Background: Protein evolution gives rise to families of structurally related proteins, within which sequence identities can be extremely low. As a result, structure-based classifications can be effective at identifying unanticipated relationships in known structures and in optimal cases function can also be assigned. The ever increasing number of known protein structures is too large to classify all proteins manually, therefore, automatic methods are needed for fast evaluation of protein structures.
Results: We present a semi-automatic procedure for deriving a novel hierarchical classification of protein domain structures (CATH). The four main levels of our classification are protein class (C), architecture (A), topology (T) and homologous superfamily (H). Class is the simplest level, and it essentially describes the secondary structure composition of each domain. In contrast, architecture summarises the shape revealed by the orientations of the secondary structure units, such as barrels and sandwiches. At the topology level, sequential connectivity is considered, such that members of the same architecture might have quite different topologies. When structures belonging to the same T-level have suitably high similarities combined with similar functions, the proteins are assumed to be evolutionarily related and put into the same homologous superfamily.

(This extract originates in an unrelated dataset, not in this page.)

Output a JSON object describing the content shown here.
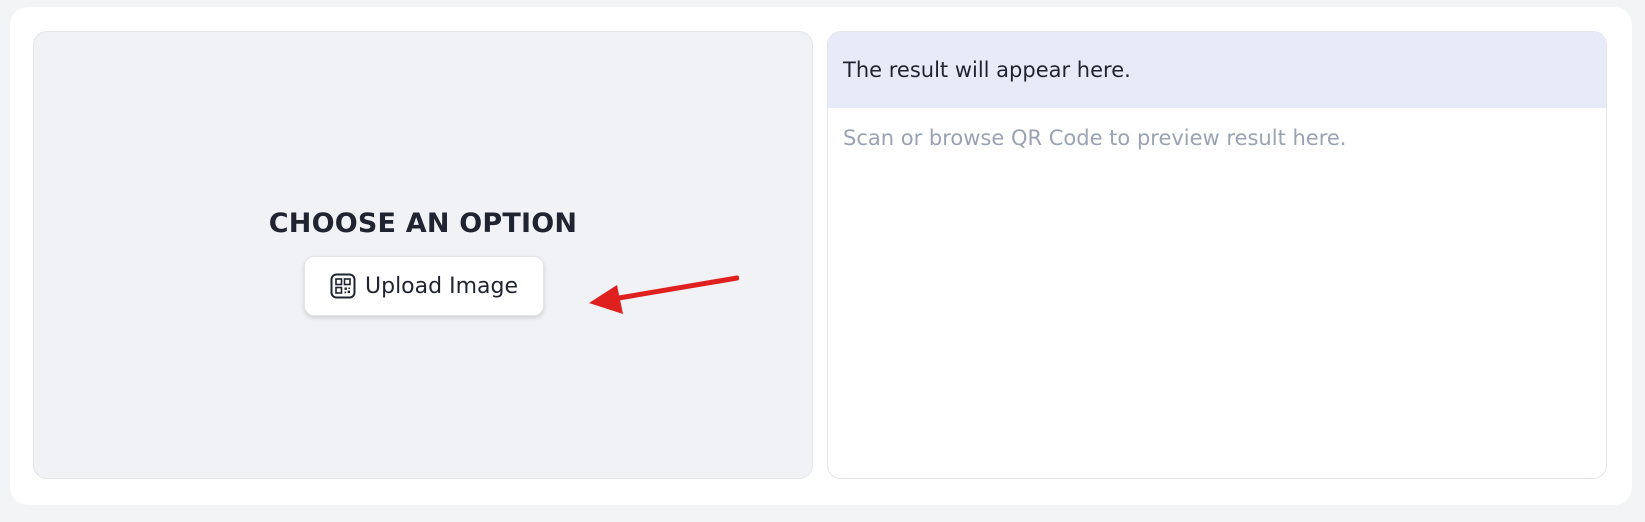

Conclusions: Analysis of the structural families generated by CATH reveals the prominent features of protein structure space. We find that nearly a third of the homologous superfamilies (H-levels) belong to ten major T-levels, which we call superfolds, and furthermore that nearly two-thirds of these H-levels cluster into nine simple architectures. A database of well-characterised protein structure families, such as CATH, will facilitate the assignment of structure-function/evolution relationships to both known and newly determined protein structures.